Fast Robust Waveform inversion: functions

The functions specific to this package can be found in the mbin directory.

  • twonorms - the two-norm and its derivative.
  • Jls - least-squares residual and gradient for given model and observed data.
  • mylbfgs - standard L-BFGS with Wolfe linesearch

Contents

Penalty functions

The penalty functions are of the form

\(f(\mathbf{r}) = \sum_i p(r_i)\),

where

\(p(r) = \frac{1}{2}r^2\)

for least-squares, which is implemented in the function twonorms. Other penalties can be implemented in a similar fashion.

Misfit functions for FWI

Based on the above penalty functions, we can calculate the misfit for FWI, given a model \(\mathbf{m}\) and observed data \(\mathbf{d}_i\):

\(J(\mathbf{m}) = \sum_i f(F(\mathbf{m})\mathbf{q}_i - \mathbf{d}_i)\),

where \(F(\mathbf{m})\mathbf{q}_i\) is the modeled data for the \(i\)-th source.

We can test the accuracy of the gradient based on the Taylor series:

\(J(\mathbf{x} + h\Delta \mathbf{x}) = J(\mathbf{x}) + h\nabla J(\mathbf{x})^T\Delta\mathbf{x} + \mathcal(O)(h^2)\)

We can plot the error

\( | J(\mathbf{x}+h\Delta\mathbf{x}) - J(\mathbf{x}) - h\nabla J(\mathbf{x}+h\Delta\mathbf{x})^T\Delta\mathbf{x} | \)

as a function of \(h\) and verify that it decreases as \(h^2\):

% setup some model parameters
model.o = [0 0];
model.d = [10 10];
model.n = [51 51];
model.nb = [50 50];
model.freq = [10];
model.f0 = 10;
model.t0 = 0.01;
model.zsrc = 15;
model.xsrc = 0:100:1000;
model.zrec = 10;
model.xrec = 0:20:1000;

% constant velocity 2000 m/s
v0 = 2000;
m  = 1e6/v0.^2*ones(prod(model.n),1);

% random perturbation
dm = randn(prod(model.n),1);

% define point sources and make data
Q = speye(length(model.xsrc));
D = F(m,Q,model);

% define function-handle for misfit
fh = @(x)Jls(x,Q,D,model);

% test for range of h
h = 10.^[-2:-1:-8];
f0 = fh(m);
for k = 1:length(h)
    [f1, g1] = fh(m + h(k)*dm);
    e(k) = abs(f1 + h(k)*g1'*dm - f0);
end

% plot error
figure;
loglog(h,e,h,h.^2,'k--');
xlabel('h');ylabel('error');
legend('error','h^2');

Alternatively, we can check whether

\(\frac{1}{2}(\nabla J(\mathbf{x}_1 + \nabla J(\mathbf{x}_2))^T(\mathbf{x}_2 - \mathbf{x}_1) = J(\mathbf{x}_2) - J(\mathbf{x_1})\)

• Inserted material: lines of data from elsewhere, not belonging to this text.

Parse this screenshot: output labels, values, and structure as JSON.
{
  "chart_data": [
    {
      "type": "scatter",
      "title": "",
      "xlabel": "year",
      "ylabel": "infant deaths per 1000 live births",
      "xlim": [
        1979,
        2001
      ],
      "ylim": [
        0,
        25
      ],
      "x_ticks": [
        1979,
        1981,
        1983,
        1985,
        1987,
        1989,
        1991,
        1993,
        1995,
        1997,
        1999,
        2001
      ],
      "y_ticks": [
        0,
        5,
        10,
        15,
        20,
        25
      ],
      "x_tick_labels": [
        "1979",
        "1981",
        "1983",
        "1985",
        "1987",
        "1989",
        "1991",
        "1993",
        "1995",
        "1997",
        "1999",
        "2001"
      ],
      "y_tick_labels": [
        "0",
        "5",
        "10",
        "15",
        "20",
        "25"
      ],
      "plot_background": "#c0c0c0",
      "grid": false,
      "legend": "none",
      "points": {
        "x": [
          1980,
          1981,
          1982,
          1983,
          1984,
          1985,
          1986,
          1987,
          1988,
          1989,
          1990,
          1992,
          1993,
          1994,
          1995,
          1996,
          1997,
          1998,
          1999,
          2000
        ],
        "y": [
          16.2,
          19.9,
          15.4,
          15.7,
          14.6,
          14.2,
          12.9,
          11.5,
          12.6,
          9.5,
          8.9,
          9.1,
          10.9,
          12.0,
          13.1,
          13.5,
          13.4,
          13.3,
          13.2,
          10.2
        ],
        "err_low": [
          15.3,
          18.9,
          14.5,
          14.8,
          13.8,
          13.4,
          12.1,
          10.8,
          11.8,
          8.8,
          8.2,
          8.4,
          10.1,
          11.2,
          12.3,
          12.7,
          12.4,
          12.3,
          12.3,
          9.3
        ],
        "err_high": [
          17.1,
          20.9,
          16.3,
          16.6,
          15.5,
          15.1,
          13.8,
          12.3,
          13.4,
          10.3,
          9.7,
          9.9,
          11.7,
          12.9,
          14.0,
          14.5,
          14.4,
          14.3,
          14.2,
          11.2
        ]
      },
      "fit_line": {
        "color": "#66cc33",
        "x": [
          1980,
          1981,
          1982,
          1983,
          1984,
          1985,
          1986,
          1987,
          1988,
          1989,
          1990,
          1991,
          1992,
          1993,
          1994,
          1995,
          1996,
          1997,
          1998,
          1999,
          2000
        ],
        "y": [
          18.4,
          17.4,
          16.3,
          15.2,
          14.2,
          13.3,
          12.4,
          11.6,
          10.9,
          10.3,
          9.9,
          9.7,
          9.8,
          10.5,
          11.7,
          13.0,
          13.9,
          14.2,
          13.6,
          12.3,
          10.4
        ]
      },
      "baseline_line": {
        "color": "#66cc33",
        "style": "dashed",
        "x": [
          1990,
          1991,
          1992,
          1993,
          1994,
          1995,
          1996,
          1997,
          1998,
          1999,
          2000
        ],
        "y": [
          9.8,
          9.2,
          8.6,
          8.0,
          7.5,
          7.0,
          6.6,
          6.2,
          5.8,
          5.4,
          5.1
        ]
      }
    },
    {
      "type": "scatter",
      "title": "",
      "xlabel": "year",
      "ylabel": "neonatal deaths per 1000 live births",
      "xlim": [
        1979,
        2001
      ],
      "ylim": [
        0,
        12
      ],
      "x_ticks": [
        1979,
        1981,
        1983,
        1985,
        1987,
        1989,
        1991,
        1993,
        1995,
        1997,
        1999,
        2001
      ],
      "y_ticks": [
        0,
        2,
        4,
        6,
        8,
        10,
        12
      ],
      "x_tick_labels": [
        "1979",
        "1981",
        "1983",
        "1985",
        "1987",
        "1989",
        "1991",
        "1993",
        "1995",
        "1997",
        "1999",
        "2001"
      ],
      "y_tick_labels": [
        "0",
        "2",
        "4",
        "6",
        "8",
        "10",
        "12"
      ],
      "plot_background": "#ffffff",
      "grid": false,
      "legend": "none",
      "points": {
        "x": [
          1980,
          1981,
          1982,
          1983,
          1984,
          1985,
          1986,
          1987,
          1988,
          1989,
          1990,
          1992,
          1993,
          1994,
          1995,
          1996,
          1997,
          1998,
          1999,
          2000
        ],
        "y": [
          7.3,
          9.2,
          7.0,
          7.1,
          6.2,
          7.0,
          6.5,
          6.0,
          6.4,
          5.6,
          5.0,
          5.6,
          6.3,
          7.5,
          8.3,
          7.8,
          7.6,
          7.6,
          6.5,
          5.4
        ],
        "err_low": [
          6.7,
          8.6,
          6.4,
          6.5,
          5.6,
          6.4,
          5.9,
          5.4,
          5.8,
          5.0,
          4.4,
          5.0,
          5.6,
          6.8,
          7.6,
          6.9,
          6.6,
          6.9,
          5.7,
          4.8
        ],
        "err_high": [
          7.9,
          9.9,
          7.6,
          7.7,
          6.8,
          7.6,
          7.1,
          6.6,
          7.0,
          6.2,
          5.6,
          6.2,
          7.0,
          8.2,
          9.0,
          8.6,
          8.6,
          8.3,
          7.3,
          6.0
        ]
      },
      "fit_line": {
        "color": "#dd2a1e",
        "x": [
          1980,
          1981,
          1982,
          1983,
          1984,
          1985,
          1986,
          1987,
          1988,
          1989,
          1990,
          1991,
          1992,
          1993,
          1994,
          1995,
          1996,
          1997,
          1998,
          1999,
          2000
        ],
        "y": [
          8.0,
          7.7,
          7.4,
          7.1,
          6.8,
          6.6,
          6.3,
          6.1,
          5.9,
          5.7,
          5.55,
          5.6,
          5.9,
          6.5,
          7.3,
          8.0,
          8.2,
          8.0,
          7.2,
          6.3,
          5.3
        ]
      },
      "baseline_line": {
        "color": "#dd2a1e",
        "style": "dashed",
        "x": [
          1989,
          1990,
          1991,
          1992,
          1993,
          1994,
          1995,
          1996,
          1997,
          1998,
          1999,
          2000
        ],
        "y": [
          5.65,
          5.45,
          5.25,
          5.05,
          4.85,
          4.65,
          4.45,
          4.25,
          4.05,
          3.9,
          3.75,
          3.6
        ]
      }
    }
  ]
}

for small \( | \mathbf{x}_2 - \mathbf{x}_1 |\).

m1 = m + 1e-3*randn(prod(model.n),1);
m2 = m + 1e-3*randn(prod(model.n),1);

[f1,g1] = fh(m1);
[f2,g2] = fh(m2);

.5*(g1 + g2)'*(m2 - m1)/(f2 - f1)
ans =

    1.0017

Optimization

Included is a standard L-BFGS with a Wolfe linesearch, mylbfgs.m (cf. [1]).

References%

[1] J. Nocedal and S.J. Wright, 1999. Numerical Optimization. Springer.